Hedge Funds Turned Bearish on Treasuries Right Before Rally
(Bloomberg) -- Speculators got their bond-market timing awry last week, ramping up bearish bets on Treasuries just as the emergence of the omicron variant sparked a global rally.
Leveraged funds increased net short bets on Treasuries by the most since April 2020, according to data from the Commodity Futures Trading Commission to November 30. But bonds continued to rise, with the Bloomberg U.S. Treasury Index hitting its highest since September on Friday, suggesting the recent rally may have been spiced up by a short squeeze.
“It’s a mixture of positioning and illiquidity” Eugene Leow, rates strategist at DBS Bank Ltd. in Singapore, said about recent swings in the global bond markets. “It make sense to turn bearish on Treasuries based on fundamentals and what the Fed is communicating. Unfortunately, Omicron upended matters.”

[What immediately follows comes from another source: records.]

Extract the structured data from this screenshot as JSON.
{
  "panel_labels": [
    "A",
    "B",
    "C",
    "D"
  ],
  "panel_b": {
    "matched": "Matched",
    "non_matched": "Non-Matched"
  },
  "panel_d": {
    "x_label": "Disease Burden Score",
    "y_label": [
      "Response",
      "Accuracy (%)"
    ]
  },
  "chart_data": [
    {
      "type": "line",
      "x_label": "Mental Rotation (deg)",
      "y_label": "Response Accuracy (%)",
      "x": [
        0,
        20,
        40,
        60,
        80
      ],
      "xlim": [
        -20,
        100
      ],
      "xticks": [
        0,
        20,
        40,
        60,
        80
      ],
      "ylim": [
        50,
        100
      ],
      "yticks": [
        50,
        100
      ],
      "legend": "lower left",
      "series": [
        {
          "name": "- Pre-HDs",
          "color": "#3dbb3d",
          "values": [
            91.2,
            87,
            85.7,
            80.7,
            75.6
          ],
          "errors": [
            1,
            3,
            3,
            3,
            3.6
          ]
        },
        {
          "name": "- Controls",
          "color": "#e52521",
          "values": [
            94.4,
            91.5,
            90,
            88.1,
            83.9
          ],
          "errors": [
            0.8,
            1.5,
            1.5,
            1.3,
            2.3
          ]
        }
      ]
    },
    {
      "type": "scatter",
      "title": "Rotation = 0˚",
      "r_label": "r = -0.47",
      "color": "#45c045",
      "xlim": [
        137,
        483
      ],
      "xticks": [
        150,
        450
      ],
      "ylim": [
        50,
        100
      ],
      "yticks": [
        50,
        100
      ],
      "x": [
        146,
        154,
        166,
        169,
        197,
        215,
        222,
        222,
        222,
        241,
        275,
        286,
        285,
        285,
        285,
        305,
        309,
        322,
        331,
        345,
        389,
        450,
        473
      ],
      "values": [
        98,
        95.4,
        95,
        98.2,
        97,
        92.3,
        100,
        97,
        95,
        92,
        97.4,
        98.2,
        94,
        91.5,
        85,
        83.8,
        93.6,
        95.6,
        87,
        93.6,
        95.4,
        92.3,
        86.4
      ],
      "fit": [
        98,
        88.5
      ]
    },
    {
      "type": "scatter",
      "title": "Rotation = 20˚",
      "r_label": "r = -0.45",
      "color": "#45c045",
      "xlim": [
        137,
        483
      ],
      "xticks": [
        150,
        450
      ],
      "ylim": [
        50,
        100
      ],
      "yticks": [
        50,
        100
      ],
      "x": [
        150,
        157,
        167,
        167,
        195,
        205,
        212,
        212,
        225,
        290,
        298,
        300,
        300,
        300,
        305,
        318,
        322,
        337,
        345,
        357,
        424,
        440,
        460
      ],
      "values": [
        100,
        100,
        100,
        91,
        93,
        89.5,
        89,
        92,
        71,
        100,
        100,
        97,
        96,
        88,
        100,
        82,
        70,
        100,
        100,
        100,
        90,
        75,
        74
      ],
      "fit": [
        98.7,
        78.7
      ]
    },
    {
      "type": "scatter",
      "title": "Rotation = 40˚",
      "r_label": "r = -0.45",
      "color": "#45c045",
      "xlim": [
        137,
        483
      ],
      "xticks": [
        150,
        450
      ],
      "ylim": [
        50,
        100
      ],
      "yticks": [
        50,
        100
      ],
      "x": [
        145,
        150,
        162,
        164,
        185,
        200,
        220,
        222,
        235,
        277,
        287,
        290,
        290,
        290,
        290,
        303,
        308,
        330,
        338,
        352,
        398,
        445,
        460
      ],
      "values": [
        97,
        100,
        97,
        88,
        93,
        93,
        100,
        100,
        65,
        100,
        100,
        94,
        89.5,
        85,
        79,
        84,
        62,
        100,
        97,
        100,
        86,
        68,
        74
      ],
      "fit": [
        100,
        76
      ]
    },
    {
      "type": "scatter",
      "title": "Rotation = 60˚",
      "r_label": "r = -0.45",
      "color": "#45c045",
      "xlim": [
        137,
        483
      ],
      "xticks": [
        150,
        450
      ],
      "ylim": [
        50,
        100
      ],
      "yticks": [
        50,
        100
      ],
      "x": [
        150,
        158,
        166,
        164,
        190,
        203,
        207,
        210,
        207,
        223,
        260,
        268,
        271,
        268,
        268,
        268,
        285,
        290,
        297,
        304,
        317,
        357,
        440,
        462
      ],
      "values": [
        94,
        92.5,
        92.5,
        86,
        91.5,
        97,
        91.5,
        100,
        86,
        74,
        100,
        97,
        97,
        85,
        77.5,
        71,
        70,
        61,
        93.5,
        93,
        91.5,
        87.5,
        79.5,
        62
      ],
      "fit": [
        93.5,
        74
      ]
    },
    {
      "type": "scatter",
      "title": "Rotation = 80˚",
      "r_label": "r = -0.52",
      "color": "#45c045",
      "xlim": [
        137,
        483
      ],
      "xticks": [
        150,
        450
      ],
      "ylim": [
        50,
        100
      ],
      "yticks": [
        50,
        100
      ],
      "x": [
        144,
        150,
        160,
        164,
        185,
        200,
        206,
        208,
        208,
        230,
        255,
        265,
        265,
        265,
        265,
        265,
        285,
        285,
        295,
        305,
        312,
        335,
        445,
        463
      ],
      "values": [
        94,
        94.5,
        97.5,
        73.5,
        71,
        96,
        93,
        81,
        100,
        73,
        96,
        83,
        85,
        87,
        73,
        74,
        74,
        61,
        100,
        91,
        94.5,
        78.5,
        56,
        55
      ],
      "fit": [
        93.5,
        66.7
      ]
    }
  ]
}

Bond-market swings have spiked over the past two months as surging inflation spurred traders to bet on rapid policy tightening while the new coronavirus variant prompted concern about the growth outlook. Friday’s confusing U.S. payrolls report ultimately set off a haven bid for Treasuries that sent the 10-year yield down to 1.33%, almost 40 points below its October peak, and flattened the curve.
Leveraged funds were still net long 10-year bonds, signaling some were likely holding bets on curve flattening that could have benefited as longer-term yields fell more than shorter-dated peers. The gap between 10- and 2-year notes shrank to 75 basis points on Friday, the narrowest in over a year.
Longer-end yields bounced back on Monday. The 10-year yield rose as much as five basis points to 1.39%, unwinding half of Friday’s 10 basis point drop. Two-year yields rose three basis points, meaning the yield curve steepened moderately.